株式会社Shippioは2016年6月設立、代表取締役は佐藤孝徳氏、本社は東京都港区芝浦1-1-1 BLUE FRONT SHIBAURA TOWER S 9階です。事業は国際物流プラットフォームの企画・開発・運営を主軸としています(https://www.shippio.io/)。

取得ライセンス等は第一種・第二種貨物利用運送事業者として複数の認可を有し、IATA公認代理店認可、一般社団法人国際フレイトフォワーダーズ協会(JIFFA)正会員などの情報があります。
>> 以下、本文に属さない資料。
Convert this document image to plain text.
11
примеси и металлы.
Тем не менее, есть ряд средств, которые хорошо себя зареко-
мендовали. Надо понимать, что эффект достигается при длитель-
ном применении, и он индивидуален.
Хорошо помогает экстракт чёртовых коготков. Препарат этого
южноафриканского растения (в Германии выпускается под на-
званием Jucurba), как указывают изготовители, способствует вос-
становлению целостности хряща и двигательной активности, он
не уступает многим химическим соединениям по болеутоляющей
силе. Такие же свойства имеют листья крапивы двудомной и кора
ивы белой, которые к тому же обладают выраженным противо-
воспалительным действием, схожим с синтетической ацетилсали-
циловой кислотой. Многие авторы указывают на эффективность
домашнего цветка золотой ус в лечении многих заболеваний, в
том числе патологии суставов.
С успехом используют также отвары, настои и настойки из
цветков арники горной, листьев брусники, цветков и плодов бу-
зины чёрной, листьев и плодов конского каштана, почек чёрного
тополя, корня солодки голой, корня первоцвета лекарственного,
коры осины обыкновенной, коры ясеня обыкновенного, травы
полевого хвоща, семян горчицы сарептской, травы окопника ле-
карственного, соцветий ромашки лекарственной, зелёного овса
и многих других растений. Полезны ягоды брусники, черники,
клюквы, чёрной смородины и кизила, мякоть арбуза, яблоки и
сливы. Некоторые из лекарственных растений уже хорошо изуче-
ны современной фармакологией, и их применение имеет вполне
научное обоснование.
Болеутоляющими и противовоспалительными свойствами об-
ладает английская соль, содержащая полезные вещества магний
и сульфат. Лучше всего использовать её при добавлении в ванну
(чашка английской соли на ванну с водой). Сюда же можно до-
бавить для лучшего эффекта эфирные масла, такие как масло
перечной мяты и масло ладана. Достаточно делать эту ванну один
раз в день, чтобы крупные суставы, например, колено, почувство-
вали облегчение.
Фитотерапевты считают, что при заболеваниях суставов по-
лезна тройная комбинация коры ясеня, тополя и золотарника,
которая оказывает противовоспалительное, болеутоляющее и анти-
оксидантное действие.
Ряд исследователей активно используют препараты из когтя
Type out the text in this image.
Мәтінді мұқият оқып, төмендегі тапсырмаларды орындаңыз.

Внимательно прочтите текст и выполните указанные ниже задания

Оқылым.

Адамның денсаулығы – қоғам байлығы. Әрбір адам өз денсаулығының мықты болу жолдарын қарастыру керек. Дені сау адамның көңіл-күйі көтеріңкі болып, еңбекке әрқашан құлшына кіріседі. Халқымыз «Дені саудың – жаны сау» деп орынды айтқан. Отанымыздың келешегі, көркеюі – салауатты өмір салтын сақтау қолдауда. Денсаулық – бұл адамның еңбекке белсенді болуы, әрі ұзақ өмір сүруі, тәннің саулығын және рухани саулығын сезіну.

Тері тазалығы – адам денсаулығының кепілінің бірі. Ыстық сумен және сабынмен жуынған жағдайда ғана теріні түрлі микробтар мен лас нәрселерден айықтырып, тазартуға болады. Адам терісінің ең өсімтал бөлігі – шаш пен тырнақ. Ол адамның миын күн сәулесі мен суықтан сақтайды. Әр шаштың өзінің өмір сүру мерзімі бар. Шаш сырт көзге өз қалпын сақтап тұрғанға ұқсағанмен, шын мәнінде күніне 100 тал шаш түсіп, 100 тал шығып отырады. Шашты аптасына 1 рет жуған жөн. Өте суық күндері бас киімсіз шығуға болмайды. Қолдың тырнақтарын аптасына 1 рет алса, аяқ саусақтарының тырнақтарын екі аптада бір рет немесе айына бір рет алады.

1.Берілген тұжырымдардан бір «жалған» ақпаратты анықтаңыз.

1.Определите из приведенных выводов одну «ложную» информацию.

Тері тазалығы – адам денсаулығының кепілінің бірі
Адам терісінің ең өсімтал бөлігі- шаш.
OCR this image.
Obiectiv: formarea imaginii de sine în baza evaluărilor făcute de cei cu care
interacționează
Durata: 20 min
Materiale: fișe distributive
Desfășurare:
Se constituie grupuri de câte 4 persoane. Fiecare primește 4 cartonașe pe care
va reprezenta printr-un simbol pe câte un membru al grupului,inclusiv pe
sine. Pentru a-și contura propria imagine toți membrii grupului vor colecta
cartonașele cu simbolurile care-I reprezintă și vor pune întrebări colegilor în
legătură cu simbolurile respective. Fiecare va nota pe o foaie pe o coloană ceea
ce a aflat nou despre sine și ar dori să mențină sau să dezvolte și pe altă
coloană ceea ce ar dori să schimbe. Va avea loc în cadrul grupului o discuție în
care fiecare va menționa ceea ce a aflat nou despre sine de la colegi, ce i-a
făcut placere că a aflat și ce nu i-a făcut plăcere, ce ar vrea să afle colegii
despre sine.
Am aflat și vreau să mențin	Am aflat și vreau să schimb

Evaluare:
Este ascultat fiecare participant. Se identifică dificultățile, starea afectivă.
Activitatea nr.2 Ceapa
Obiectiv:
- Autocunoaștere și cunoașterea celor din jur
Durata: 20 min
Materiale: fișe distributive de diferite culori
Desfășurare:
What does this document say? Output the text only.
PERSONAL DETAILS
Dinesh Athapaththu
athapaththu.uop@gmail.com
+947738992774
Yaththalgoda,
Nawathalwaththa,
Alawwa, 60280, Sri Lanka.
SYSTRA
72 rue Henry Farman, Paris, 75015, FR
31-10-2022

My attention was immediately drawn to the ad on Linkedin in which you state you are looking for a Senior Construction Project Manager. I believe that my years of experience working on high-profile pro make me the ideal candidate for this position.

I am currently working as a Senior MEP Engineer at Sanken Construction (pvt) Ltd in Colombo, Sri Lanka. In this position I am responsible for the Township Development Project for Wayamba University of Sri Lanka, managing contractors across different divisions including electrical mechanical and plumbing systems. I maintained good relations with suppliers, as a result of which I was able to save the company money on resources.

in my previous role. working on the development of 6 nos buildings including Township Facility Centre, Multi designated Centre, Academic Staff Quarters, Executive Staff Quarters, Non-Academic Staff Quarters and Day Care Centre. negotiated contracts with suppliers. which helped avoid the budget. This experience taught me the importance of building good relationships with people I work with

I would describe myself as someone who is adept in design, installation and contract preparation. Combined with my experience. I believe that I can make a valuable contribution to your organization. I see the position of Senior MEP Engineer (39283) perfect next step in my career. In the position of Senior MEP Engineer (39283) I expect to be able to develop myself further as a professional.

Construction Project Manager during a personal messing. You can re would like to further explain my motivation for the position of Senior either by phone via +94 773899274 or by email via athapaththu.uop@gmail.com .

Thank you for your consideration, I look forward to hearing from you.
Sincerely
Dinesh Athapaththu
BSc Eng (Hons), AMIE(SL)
企業URLはhttps://www.shippio.io/corp/です。

項目 内容
サービス名 Shippio Clear(AI通関クラウド)
提供開始 2025年9月(発表日:2025年9月8日)
主な機能 AI OCR(読み取り精度97%)、自動計算・正誤確認、NACCSフォーマット変換、HSコード支援、過去実績活用
検証結果 協和海運株式会社との共同検証で通関業務全体で約7割の効率化
トライアル企業 NKインターナショナル、山久陸運、菱神運輸、琉球通運(それぞれの現場評価を掲載)
連携製品 Shippio Works(物流事業者向け)、Shippio Cargo(荷主向け)
展示 国際物流総合展2025 INNOVATION EXPO(2025/9/10-9/12)東5ホール 5-901
関連リンク https://service.shippio.io/clear 、https://www.shippio.io/ 、税関資料(https://www.customs.go.jp/…)

この記事では、Shippioが発表したAI通関クラウド「Shippio Clear」の背景、機能、導入効果、トライアル企業の評価、今後の対応予定および展示情報と会社概要を整理しました。手作業に依存していた通関プロセスを自動化・効率化することで、通関士が高度な専門業務へ注力できる環境整備に繋がることが示されています。